Aunque siempre me ha gustado considerarme una amante incondicional de la tecnología, he de reconocer que en el caso de los libros electrónicos me debatía hasta hace poco en una especie de amor-odio tan pendular como extremista. Cuando ya la mayoría de mi familia, una pandilla de adictos sin control a cualquier tipo de gadget, hacían buen uso de sus respectivos ebooks, yo aún me aferraba de forma nostálgica a los libros de papel, convirtiendo en mi himno la consabida retahíla del placer de pasar las páginas, o de disfrutar del olor a tinta de un libro nuevo.

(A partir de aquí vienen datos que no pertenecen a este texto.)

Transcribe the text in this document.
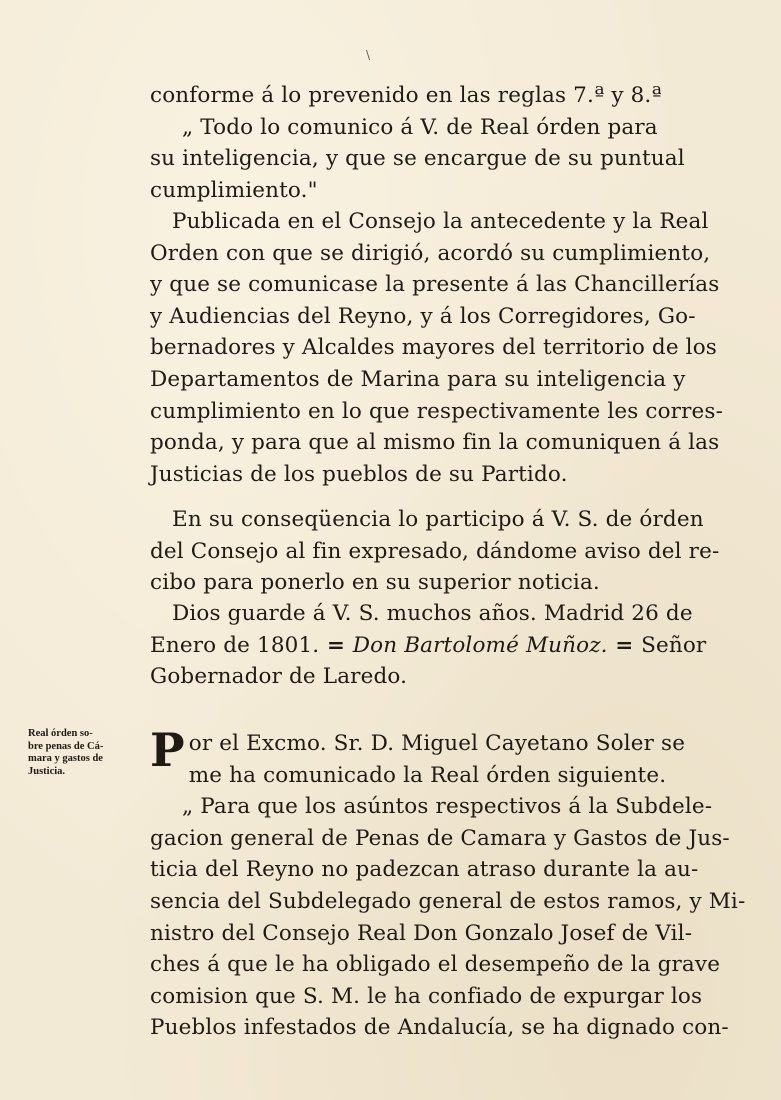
\
conforme á lo prevenido en las reglas 7.ª y 8.ª
„ Todo lo comunico á V. de Real órden para
su inteligencia, y que se encargue de su puntual
cumplimiento."
Publicada en el Consejo la antecedente y la Real
Orden con que se dirigió, acordó su cumplimiento,
y que se comunicase la presente á las Chancillerías
y Audiencias del Reyno, y á los Corregidores, Go-
bernadores y Alcaldes mayores del territorio de los
Departamentos de Marina para su inteligencia y
cumplimiento en lo que respectivamente les corres-
ponda, y para que al mismo fin la comuniquen á las
Justicias de los pueblos de su Partido.
En su conseqüencia lo participo á V. S. de órden
del Consejo al fin expresado, dándome aviso del re-
cibo para ponerlo en su superior noticia.
Dios guarde á V. S. muchos años. Madrid 26 de
Enero de 1801. = Don Bartolomé Muñoz. = Señor
Gobernador de Laredo.
Real órden so-
bre penas de Cá-
mara y gastos de
Justicia.	P or el Excmo. Sr. D. Miguel Cayetano Soler se
me ha comunicado la Real órden siguiente.
„ Para que los asúntos respectivos á la Subdele-
gacion general de Penas de Camara y Gastos de Jus-
ticia del Reyno no padezcan atraso durante la au-
sencia del Subdelegado general de estos ramos, y Mi-
nistro del Consejo Real Don Gonzalo Josef de Vil-
ches á que le ha obligado el desempeño de la grave
comision que S. M. le ha confiado de expurgar los
Pueblos infestados de Andalucía, se ha dignado con-
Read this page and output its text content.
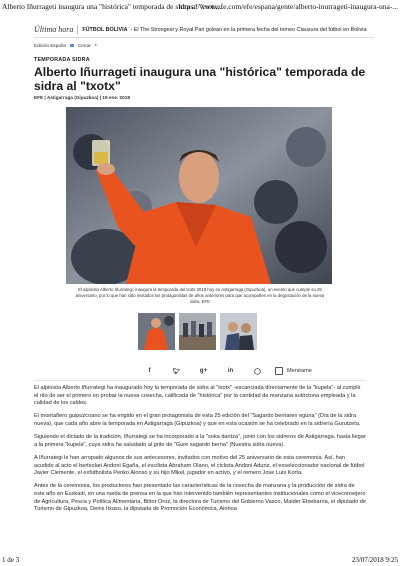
Alberto Iñurrageti inaugura una "histórica" temporada de sidra al "txotx...
https://www.efe.com/efe/espana/gente/alberto-inurrageti-inaugura-una-...
Última hora	FÚTBOL BOLIVIA - El The Strongest y Royal Pari golean en la primera fecha del torneo Clausura del fútbol en Bolivia
Edición España	Cerrar ▸
TEMPORADA SIDRA
Alberto Iñurrageti inaugura una "histórica" temporada de sidra al "txotx"
EFE | Astigarraga (Gipuzkoa) | 15 ene. 2018

El alpinista Alberto Iñurrategi, inaugura la temporada del txotx 2018 hoy en Astigarraga (Gipuzkoa), un evento que cumple su 25 aniversario, por lo que han sido invitados los protagonistas de años anteriores para que acompañen en la degustación de la nueva sidra. EFE

f	🐦︎	g+	in	◯	Menéame

El alpinista Alberto Iñurrategi ha inaugurado hoy la temporada de sidra al "txotx" -escanciada directamente de la "kupela"- al cumplir el rito de ser el primero en probar la nueva cosecha, calificada de "histórica" por la cantidad de manzana autóctona empleada y la calidad de los caldos.

El montañero guipuzcoano se ha erigido en el gran protagonista de esta 25 edición del "Sagardo berriaren eguna" (Día de la sidra nueva), que cada año abre la temporada en Astigarraga (Gipuzkoa) y que en esta ocasión se ha celebrado en la sidrería Gurutzeta.

Siguiendo el dictado de la tradición, Iñurrategi se ha incorporado a la "soka dantza", junto con los sidreros de Astigarraga, hasta llegar a la primera "kupela", cuya sidra ha saludado al grito de "Gure sagardo berria" (Nuestra sidra nueva).

A Iñurrategi le han arropado algunos de sus antecesores, invitados con motivo del 25 aniversario de esta ceremonia. Así, han acudido al acto el bertsolari Andoni Egaña, el excilista Abraham Olano, el ciclista Andoni Aduriz, el exseleccionador nacional de fútbol Javier Clemente, el exfutbolista Penko Alonso y su hijo Mikel, jugador en activo, y el remero Jose Luis Korta.

Antes de la ceremonia, los productores han presentado las características de la cosecha de manzana y la producción de sidra de este año en Euskadi, en una rueda de prensa en la que han intervenido también representantes institucionales como el viceconsejero de Agricultura, Pesca y Política Alimentaria, Bittor Oroz, la directora de Turismo del Gobierno Vasco, Maider Etxebarria, el diputado de Turismo de Gipuzkoa, Denis Itxaso, la diputada de Promoción Económica, Ainhoa

1 de 3	23/07/2018 9:25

Sin embargo, ni todos los romanticismos del mundo podían hacer frente al argumento destructor de que para imprimir libros hace falta talar árboles. Eso por no hablar de otros motivos algo más egoístas pero que a mí me seducían bastante más, como el hecho de poder llevar encima miles de libros y saltar de uno a otro en un mismo trayecto de Metro, sin que el peso del bolso me causara algún tipo de escoliosis.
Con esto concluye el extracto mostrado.